Unsurprisingly, it was US banks that were first to come under attack from McCreevy for their pivotal role in creating a global financial crisis – described by the European Central Bank governing council member Miguel Ángel Fernández Ordóñez as “the worst since the 1929.”
He was, of course, referring to the October 1929 crash of the New York Stock Exchange that heralded the onset of the Great Depression. The crash had followed a period of reckless speculation not too dissimilar to what occurred in the US subprime mortgage market in the run-up to the current crisis.
The current crisis, said McCreevy, “started with reckless selling of mortgages in the US, promoted by banks and others who did not care about lending standards because they could offload the loans to others through securitisation.”
McCreevy then turned his attention to other role players who have come under widespread attack for their role, credit rating agencies who he accused of giving “respectability” to high risk [securitisation] products by assigning low credit default risk to them.
However, institutions that invested in subprime mortgage securitisations and have fallen foul of the crisis also have themselves to blame for ignoring that sound piece of advice, caveat emptor – “let the buyer beware.”
“Financial institutions around the world bought up these products without, it seems, doing any serious risk assessment of their own,” stressed McCreevy.
“In the light of events over the past year it has been incredible to see how little understanding senior managers of financial institutions had of the risk they were taking on board. No doubt the size of the profits that were rolling in blunted serious risk analysis.”
Market regulators did not escape a dressing-down from McCreevy.
“Supervisors seemed to have no better idea of the risk in these hugely complex products. Things were so sliced up, diced up and repackaged that no one knew where the real risk was,” said McCreevy.
An aspect of McCreevy’s address that deviated notably from popular thinking was his attitude towards the role hedge funds and private equity funds have played.
“They were not the cause of the current turmoil,” he declared. “It has turned out that it was the regulated sector that had been allowed to run amok with little understood securitisation vehicles.
“I don’t believe it is necessary at this stage to tar hedge funds and private equity with the same brush as we use for the regulated sector. The issues relating to the current turmoil are different.”
However, McCreevy emphasised that financial market participants in general can expect regulatory change.
“We are going to have a different financial services sector when this is all over and we will have a different regulatory framework as well,” he stressed. “The taxpayer cannot be expected to pick up the bill for the excess and irresponsible risk taking of private institutions.”
McCreevy continued: “The ultimate shape of whatever new regulatory approach will be adopted will be designed over the coming period as the lessons from this crisis and the appropriate response become clearer.”

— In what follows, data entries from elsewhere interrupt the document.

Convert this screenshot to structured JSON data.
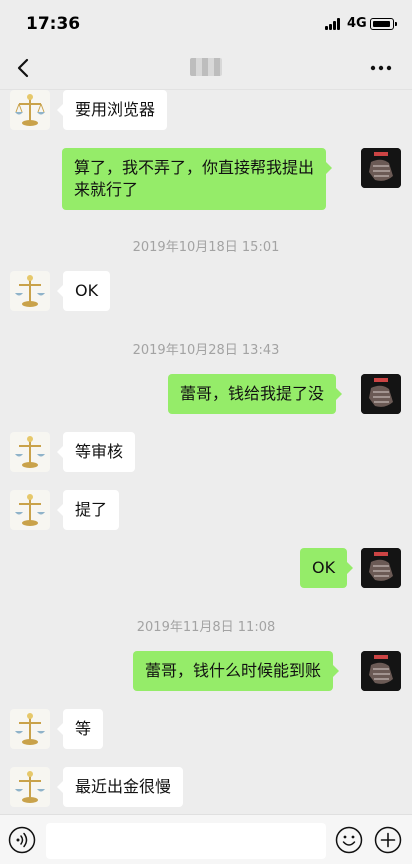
{
  "status_bar": {
    "time": "17:36",
    "network": "4G"
  },
  "header": {
    "title": ""
  },
  "messages": [
    {
      "side": "left",
      "lines": [
        "要用浏览器"
      ]
    },
    {
      "side": "right",
      "lines": [
        "算了，我不弄了，你直接帮我提出",
        "来就行了"
      ]
    },
    {
      "timestamp": "2019年10月18日 15:01"
    },
    {
      "side": "left",
      "lines": [
        "OK"
      ]
    },
    {
      "timestamp": "2019年10月28日 13:43"
    },
    {
      "side": "right",
      "lines": [
        "蕾哥，钱给我提了没"
      ]
    },
    {
      "side": "left",
      "lines": [
        "等审核"
      ]
    },
    {
      "side": "left",
      "lines": [
        "提了"
      ]
    },
    {
      "side": "right",
      "lines": [
        "OK"
      ]
    },
    {
      "timestamp": "2019年11月8日 11:08"
    },
    {
      "side": "right",
      "lines": [
        "蕾哥，钱什么时候能到账"
      ]
    },
    {
      "side": "left",
      "lines": [
        "等"
      ]
    },
    {
      "side": "left",
      "lines": [
        "最近出金很慢"
      ]
    }
  ],
  "icons": {
    "back": "chevron-left-icon",
    "more": "more-dots-icon",
    "voice": "voice-icon",
    "emoji": "emoji-icon",
    "plus": "plus-icon"
  },
  "colors": {
    "background": "#ededed",
    "sent_bubble": "#95ec69",
    "received_bubble": "#ffffff",
    "timestamp": "#a3a3a3"
  }
}
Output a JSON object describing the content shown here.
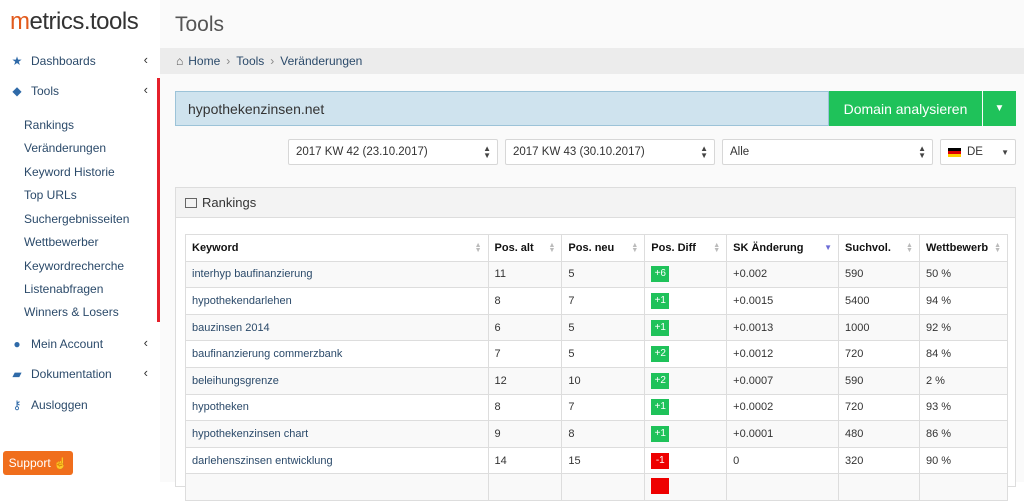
{
  "brand": {
    "logo_first": "m",
    "logo_rest": "etrics.tools"
  },
  "sidebar": {
    "items": [
      {
        "label": "Dashboards",
        "icon": "star-icon"
      },
      {
        "label": "Tools",
        "icon": "cube-icon"
      },
      {
        "label": "Mein Account",
        "icon": "user-icon"
      },
      {
        "label": "Dokumentation",
        "icon": "folder-open-icon"
      },
      {
        "label": "Ausloggen",
        "icon": "key-icon"
      }
    ],
    "tools_sub": [
      "Rankings",
      "Veränderungen",
      "Keyword Historie",
      "Top URLs",
      "Suchergebnisseiten",
      "Wettbewerber",
      "Keywordrecherche",
      "Listenabfragen",
      "Winners & Losers"
    ],
    "support_label": "Support"
  },
  "header": {
    "title": "Tools"
  },
  "breadcrumb": [
    "Home",
    "Tools",
    "Veränderungen"
  ],
  "domain": {
    "value": "hypothekenzinsen.net",
    "button_label": "Domain analysieren"
  },
  "filters": {
    "week_old": "2017 KW 42 (23.10.2017)",
    "week_new": "2017 KW 43 (30.10.2017)",
    "filter": "Alle",
    "country": "DE"
  },
  "panel": {
    "title": "Rankings"
  },
  "table": {
    "headers": [
      "Keyword",
      "Pos. alt",
      "Pos. neu",
      "Pos. Diff",
      "SK Änderung",
      "Suchvol.",
      "Wettbewerb"
    ],
    "rows": [
      {
        "keyword": "interhyp baufinanzierung",
        "pos_alt": "11",
        "pos_neu": "5",
        "diff": "+6",
        "sk": "+0.002",
        "vol": "590",
        "wb": "50 %"
      },
      {
        "keyword": "hypothekendarlehen",
        "pos_alt": "8",
        "pos_neu": "7",
        "diff": "+1",
        "sk": "+0.0015",
        "vol": "5400",
        "wb": "94 %"
      },
      {
        "keyword": "bauzinsen 2014",
        "pos_alt": "6",
        "pos_neu": "5",
        "diff": "+1",
        "sk": "+0.0013",
        "vol": "1000",
        "wb": "92 %"
      },
      {
        "keyword": "baufinanzierung commerzbank",
        "pos_alt": "7",
        "pos_neu": "5",
        "diff": "+2",
        "sk": "+0.0012",
        "vol": "720",
        "wb": "84 %"
      },
      {
        "keyword": "beleihungsgrenze",
        "pos_alt": "12",
        "pos_neu": "10",
        "diff": "+2",
        "sk": "+0.0007",
        "vol": "590",
        "wb": "2 %"
      },
      {
        "keyword": "hypotheken",
        "pos_alt": "8",
        "pos_neu": "7",
        "diff": "+1",
        "sk": "+0.0002",
        "vol": "720",
        "wb": "93 %"
      },
      {
        "keyword": "hypothekenzinsen chart",
        "pos_alt": "9",
        "pos_neu": "8",
        "diff": "+1",
        "sk": "+0.0001",
        "vol": "480",
        "wb": "86 %"
      },
      {
        "keyword": "darlehenszinsen entwicklung",
        "pos_alt": "14",
        "pos_neu": "15",
        "diff": "-1",
        "sk": "0",
        "vol": "320",
        "wb": "90 %"
      },
      {
        "keyword": "",
        "pos_alt": "",
        "pos_neu": "",
        "diff": "",
        "sk": "",
        "vol": "",
        "wb": ""
      }
    ]
  },
  "colors": {
    "accent_green": "#1fc25a",
    "diff_negative": "#ee0000",
    "support_orange": "#f06e1c",
    "active_bar": "#e5202b"
  }
}
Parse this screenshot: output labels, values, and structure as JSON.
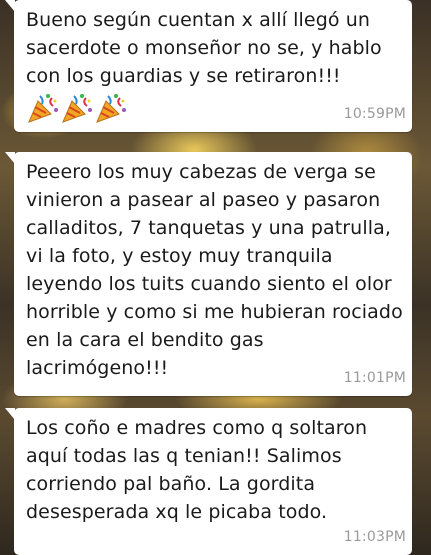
{
  "messages": [
    {
      "text": "Bueno según cuentan x allí llegó un sacerdote o monseñor no se, y hablo con los guardias y se retiraron!!!",
      "emojis": [
        "party-popper-icon",
        "party-popper-icon",
        "party-popper-icon"
      ],
      "time": "10:59PM"
    },
    {
      "text": "Peeero los muy cabezas de verga se vinieron a pasear al paseo y pasaron calladitos, 7 tanquetas y una patrulla, vi la foto, y estoy muy tranquila leyendo los tuits cuando siento el olor horrible y como si me hubieran rociado en la cara el bendito gas lacrimógeno!!!",
      "time": "11:01PM"
    },
    {
      "text": "Los coño e madres como q soltaron aquí todas las q tenian!! Salimos corriendo pal baño. La gordita desesperada xq le picaba todo.",
      "time": "11:03PM"
    }
  ],
  "colors": {
    "bubble": "#ffffff",
    "text": "#1a1a1a",
    "timestamp": "#9a9a9a"
  }
}
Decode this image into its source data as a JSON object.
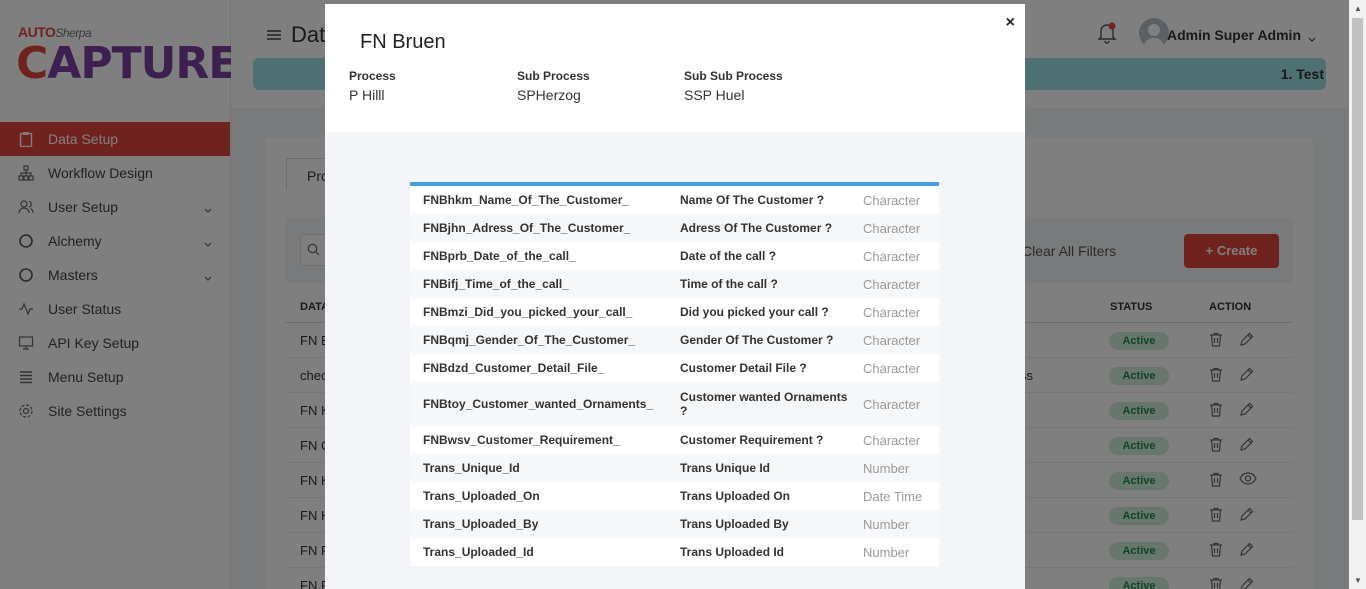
{
  "app": {
    "logo_small": "AUTO",
    "logo_small_sub": "Sherpa",
    "logo_big_c": "C",
    "logo_big_rest": "APTURE"
  },
  "sidebar": {
    "items": [
      {
        "label": "Data Setup",
        "icon": "clipboard-icon"
      },
      {
        "label": "Workflow Design",
        "icon": "sitemap-icon"
      },
      {
        "label": "User Setup",
        "icon": "users-icon"
      },
      {
        "label": "Alchemy",
        "icon": "circle-icon"
      },
      {
        "label": "Masters",
        "icon": "circle-icon"
      },
      {
        "label": "User Status",
        "icon": "activity-icon"
      },
      {
        "label": "API Key Setup",
        "icon": "monitor-icon"
      },
      {
        "label": "Menu Setup",
        "icon": "list-icon"
      },
      {
        "label": "Site Settings",
        "icon": "gear-icon"
      }
    ]
  },
  "header": {
    "title": "Dat",
    "banner_text": "1. Test",
    "user_name": "Admin Super Admin"
  },
  "content": {
    "tab_label": "Pro",
    "clear_filters": "Clear All Filters",
    "create_label": "+ Create",
    "col_data": "DATA",
    "col_status": "STATUS",
    "col_action": "ACTION",
    "rows": [
      {
        "c1": "FN E",
        "c2": "",
        "status": "Active",
        "action2": "edit"
      },
      {
        "c1": "chec",
        "c2": "ss",
        "status": "Active",
        "action2": "edit"
      },
      {
        "c1": "FN K",
        "c2": "",
        "status": "Active",
        "action2": "edit"
      },
      {
        "c1": "FN C",
        "c2": "",
        "status": "Active",
        "action2": "edit"
      },
      {
        "c1": "FN K",
        "c2": "",
        "status": "Active",
        "action2": "view"
      },
      {
        "c1": "FN H",
        "c2": "",
        "status": "Active",
        "action2": "edit"
      },
      {
        "c1": "FN F",
        "c2": "",
        "status": "Active",
        "action2": "edit"
      },
      {
        "c1": "FN F",
        "c2": "",
        "status": "Active",
        "action2": "edit"
      }
    ]
  },
  "modal": {
    "title": "FN Bruen",
    "close": "×",
    "process_label": "Process",
    "process_value": "P Hilll",
    "sub_process_label": "Sub Process",
    "sub_process_value": "SPHerzog",
    "sub_sub_process_label": "Sub Sub Process",
    "sub_sub_process_value": "SSP Huel",
    "fields": [
      {
        "name": "FNBhkm_Name_Of_The_Customer_",
        "label": "Name Of The Customer ?",
        "type": "Character"
      },
      {
        "name": "FNBjhn_Adress_Of_The_Customer_",
        "label": "Adress Of The Customer ?",
        "type": "Character"
      },
      {
        "name": "FNBprb_Date_of_the_call_",
        "label": "Date of the call ?",
        "type": "Character"
      },
      {
        "name": "FNBifj_Time_of_the_call_",
        "label": "Time of the call ?",
        "type": "Character"
      },
      {
        "name": "FNBmzi_Did_you_picked_your_call_",
        "label": "Did you picked your call ?",
        "type": "Character"
      },
      {
        "name": "FNBqmj_Gender_Of_The_Customer_",
        "label": "Gender Of The Customer ?",
        "type": "Character"
      },
      {
        "name": "FNBdzd_Customer_Detail_File_",
        "label": "Customer Detail File ?",
        "type": "Character"
      },
      {
        "name": "FNBtoy_Customer_wanted_Ornaments_",
        "label": "Customer wanted Ornaments ?",
        "type": "Character"
      },
      {
        "name": "FNBwsv_Customer_Requirement_",
        "label": "Customer Requirement ?",
        "type": "Character"
      },
      {
        "name": "Trans_Unique_Id",
        "label": "Trans Unique Id",
        "type": "Number"
      },
      {
        "name": "Trans_Uploaded_On",
        "label": "Trans Uploaded On",
        "type": "Date Time"
      },
      {
        "name": "Trans_Uploaded_By",
        "label": "Trans Uploaded By",
        "type": "Number"
      },
      {
        "name": "Trans_Uploaded_Id",
        "label": "Trans Uploaded Id",
        "type": "Number"
      }
    ]
  }
}
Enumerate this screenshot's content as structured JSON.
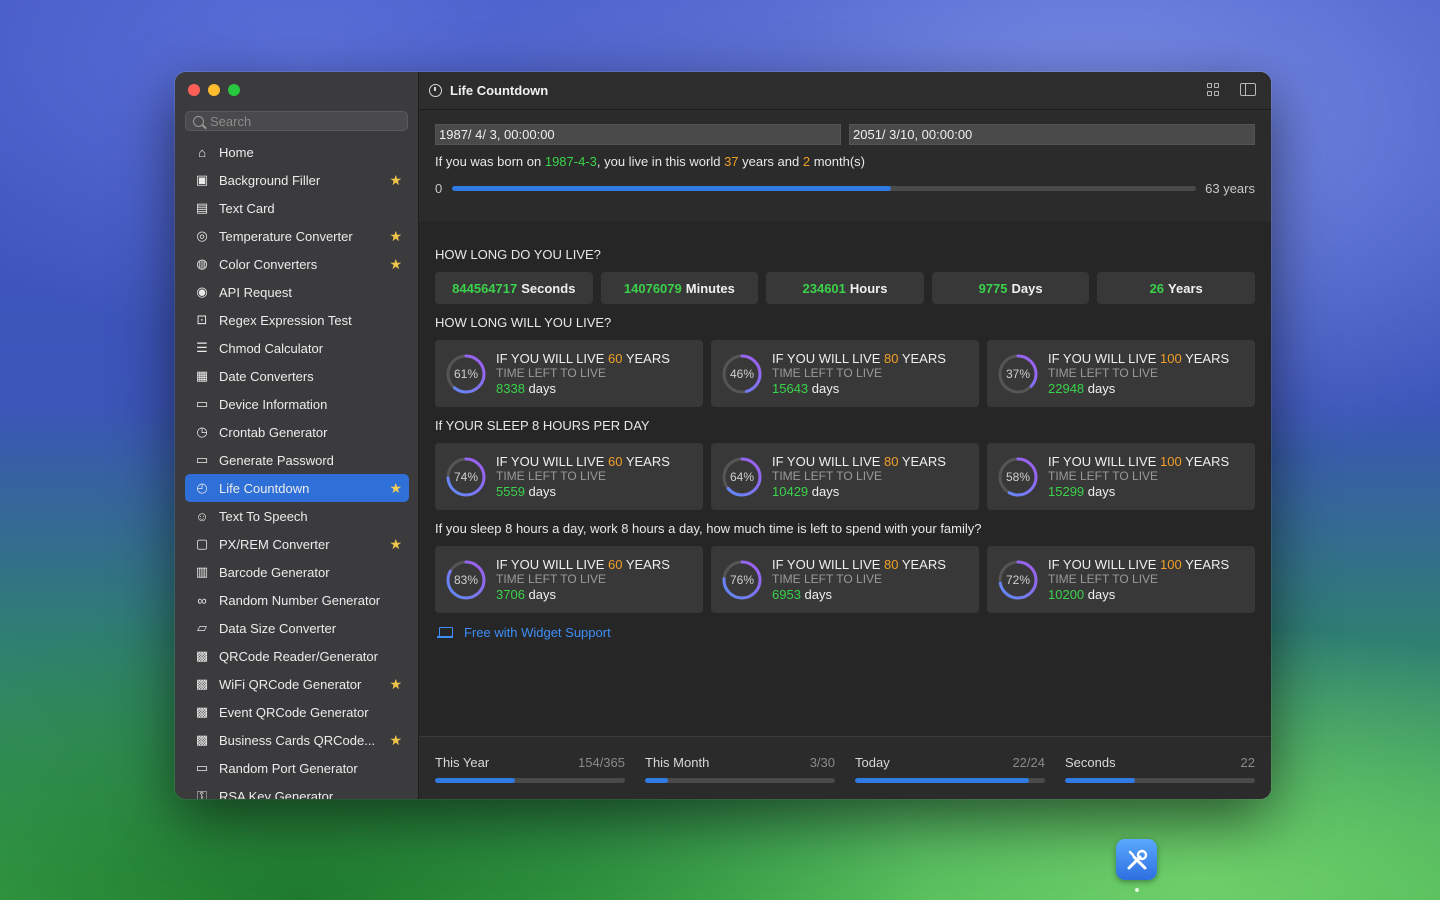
{
  "window": {
    "title": "Life Countdown"
  },
  "sidebar": {
    "search_placeholder": "Search",
    "items": [
      {
        "label": "Home",
        "icon": "house-icon",
        "starred": false,
        "active": false
      },
      {
        "label": "Background Filler",
        "icon": "photos-icon",
        "starred": true,
        "active": false
      },
      {
        "label": "Text Card",
        "icon": "photo-text-icon",
        "starred": false,
        "active": false
      },
      {
        "label": "Temperature Converter",
        "icon": "thermometer-icon",
        "starred": true,
        "active": false
      },
      {
        "label": "Color Converters",
        "icon": "palette-icon",
        "starred": true,
        "active": false
      },
      {
        "label": "API Request",
        "icon": "globe-icon",
        "starred": false,
        "active": false
      },
      {
        "label": "Regex Expression Test",
        "icon": "regex-scan-icon",
        "starred": false,
        "active": false
      },
      {
        "label": "Chmod Calculator",
        "icon": "list-doc-icon",
        "starred": false,
        "active": false
      },
      {
        "label": "Date Converters",
        "icon": "calendar-icon",
        "starred": false,
        "active": false
      },
      {
        "label": "Device Information",
        "icon": "desktop-icon",
        "starred": false,
        "active": false
      },
      {
        "label": "Crontab Generator",
        "icon": "clock-badge-icon",
        "starred": false,
        "active": false
      },
      {
        "label": "Generate Password",
        "icon": "password-dots-icon",
        "starred": false,
        "active": false
      },
      {
        "label": "Life Countdown",
        "icon": "timer-icon",
        "starred": true,
        "active": true
      },
      {
        "label": "Text To Speech",
        "icon": "person-wave-icon",
        "starred": false,
        "active": false
      },
      {
        "label": "PX/REM Converter",
        "icon": "css-shield-icon",
        "starred": true,
        "active": false
      },
      {
        "label": "Barcode Generator",
        "icon": "barcode-icon",
        "starred": false,
        "active": false
      },
      {
        "label": "Random Number Generator",
        "icon": "infinity-circle-icon",
        "starred": false,
        "active": false
      },
      {
        "label": "Data Size Converter",
        "icon": "drive-icon",
        "starred": false,
        "active": false
      },
      {
        "label": "QRCode Reader/Generator",
        "icon": "qrcode-icon",
        "starred": false,
        "active": false
      },
      {
        "label": "WiFi QRCode Generator",
        "icon": "qrcode-icon",
        "starred": true,
        "active": false
      },
      {
        "label": "Event QRCode Generator",
        "icon": "qrcode-icon",
        "starred": false,
        "active": false
      },
      {
        "label": "Business Cards QRCode...",
        "icon": "qrcode-icon",
        "starred": true,
        "active": false
      },
      {
        "label": "Random Port Generator",
        "icon": "network-port-icon",
        "starred": false,
        "active": false
      },
      {
        "label": "RSA Key Generator",
        "icon": "key-icon",
        "starred": false,
        "active": false
      }
    ]
  },
  "dates": {
    "birth": "1987/  4/  3, 00:00:00",
    "end": "2051/  3/10, 00:00:00"
  },
  "summary": {
    "prefix": "If you was born on ",
    "birth_date": "1987-4-3",
    "mid": ", you live in this world ",
    "years": "37",
    "years_word": " years and ",
    "months": "2",
    "months_word": " month(s)"
  },
  "life_progress": {
    "start": "0",
    "end": "63 years",
    "fraction": 0.59
  },
  "section1": {
    "title": "HOW LONG DO YOU LIVE?",
    "stats": [
      {
        "value": "844564717",
        "unit": "Seconds"
      },
      {
        "value": "14076079",
        "unit": "Minutes"
      },
      {
        "value": "234601",
        "unit": "Hours"
      },
      {
        "value": "9775",
        "unit": "Days"
      },
      {
        "value": "26",
        "unit": "Years"
      }
    ]
  },
  "card_labels": {
    "prefix": "IF YOU WILL LIVE ",
    "suffix": " YEARS",
    "sub": "TIME LEFT TO LIVE",
    "days": " days"
  },
  "section2": {
    "title": "HOW LONG WILL YOU LIVE?",
    "cards": [
      {
        "years": "60",
        "pct": "61%",
        "pct_value": 61,
        "days": "8338"
      },
      {
        "years": "80",
        "pct": "46%",
        "pct_value": 46,
        "days": "15643"
      },
      {
        "years": "100",
        "pct": "37%",
        "pct_value": 37,
        "days": "22948"
      }
    ]
  },
  "section3": {
    "title": "If YOUR SLEEP 8 HOURS PER DAY",
    "cards": [
      {
        "years": "60",
        "pct": "74%",
        "pct_value": 74,
        "days": "5559"
      },
      {
        "years": "80",
        "pct": "64%",
        "pct_value": 64,
        "days": "10429"
      },
      {
        "years": "100",
        "pct": "58%",
        "pct_value": 58,
        "days": "15299"
      }
    ]
  },
  "section4": {
    "title": "If you sleep 8 hours a day, work 8 hours a day, how much time is left to spend with your family?",
    "cards": [
      {
        "years": "60",
        "pct": "83%",
        "pct_value": 83,
        "days": "3706"
      },
      {
        "years": "80",
        "pct": "76%",
        "pct_value": 76,
        "days": "6953"
      },
      {
        "years": "100",
        "pct": "72%",
        "pct_value": 72,
        "days": "10200"
      }
    ]
  },
  "widget_link": "Free with Widget Support",
  "bottom": [
    {
      "label": "This Year",
      "value": "154/365",
      "fraction": 0.42
    },
    {
      "label": "This Month",
      "value": "3/30",
      "fraction": 0.12
    },
    {
      "label": "Today",
      "value": "22/24",
      "fraction": 0.917
    },
    {
      "label": "Seconds",
      "value": "22",
      "fraction": 0.37
    }
  ],
  "colors": {
    "accent": "#2f7ae5",
    "green": "#3ad24a",
    "orange": "#f0a028",
    "star": "#f0c64a",
    "ring": "#8b6cf0"
  }
}
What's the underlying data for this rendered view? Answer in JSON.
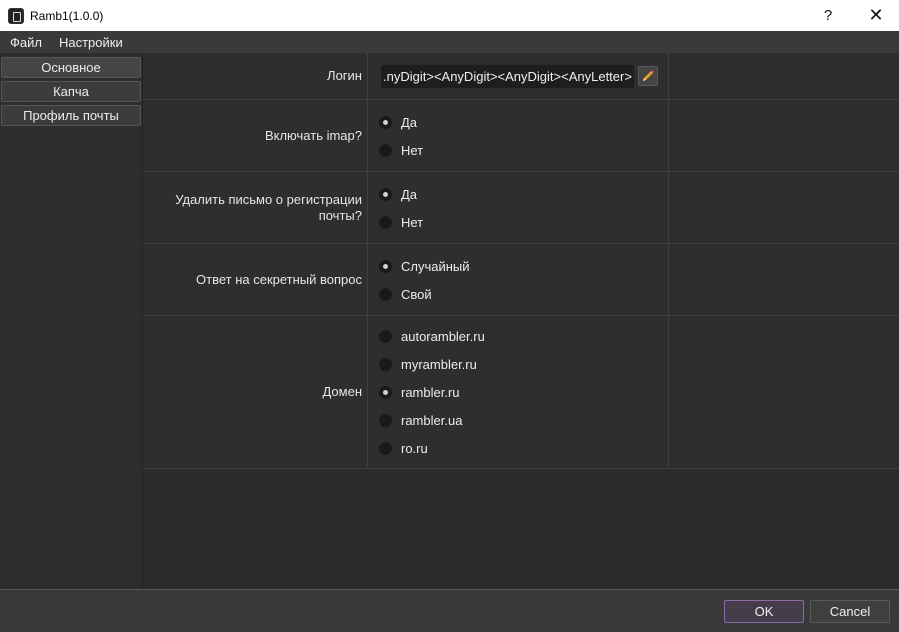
{
  "window": {
    "title": "Ramb1(1.0.0)",
    "help_label": "?",
    "close_label": "✕"
  },
  "menu": {
    "items": [
      "Файл",
      "Настройки"
    ]
  },
  "sidebar": {
    "items": [
      "Основное",
      "Капча",
      "Профиль почты"
    ]
  },
  "form": {
    "login": {
      "label": "Логин",
      "value": ".nyDigit><AnyDigit><AnyDigit><AnyLetter>"
    },
    "imap": {
      "label": "Включать imap?",
      "options": [
        "Да",
        "Нет"
      ],
      "selected": "Да"
    },
    "delete_mail": {
      "label": "Удалить письмо о регистрации почты?",
      "options": [
        "Да",
        "Нет"
      ],
      "selected": "Да"
    },
    "secret_answer": {
      "label": "Ответ на секретный вопрос",
      "options": [
        "Случайный",
        "Свой"
      ],
      "selected": "Случайный"
    },
    "domain": {
      "label": "Домен",
      "options": [
        "autorambler.ru",
        "myrambler.ru",
        "rambler.ru",
        "rambler.ua",
        "ro.ru"
      ],
      "selected": "rambler.ru"
    }
  },
  "footer": {
    "ok_label": "OK",
    "cancel_label": "Cancel"
  },
  "icons": {
    "app": "app-icon",
    "edit": "pencil-icon"
  },
  "colors": {
    "background": "#2b2b2b",
    "titlebar": "#ffffff",
    "ok_border": "#8e6aa8"
  }
}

Reassuringly, McCreevy said a first step to improve regulatory oversight has been taken. This came in the form of a memorandum of understanding agreed by European Union supervisory authorities, finance ministers and central banks setting out common principles.
Little doubt credit rating agencies will be the subject of especially close regulatory scrutiny. Issues to raised by McCreevy were conflict of interests, a need to improve valuation of illiquid assets and what he termed “the misalignment of incentives in the originate and distribute model”.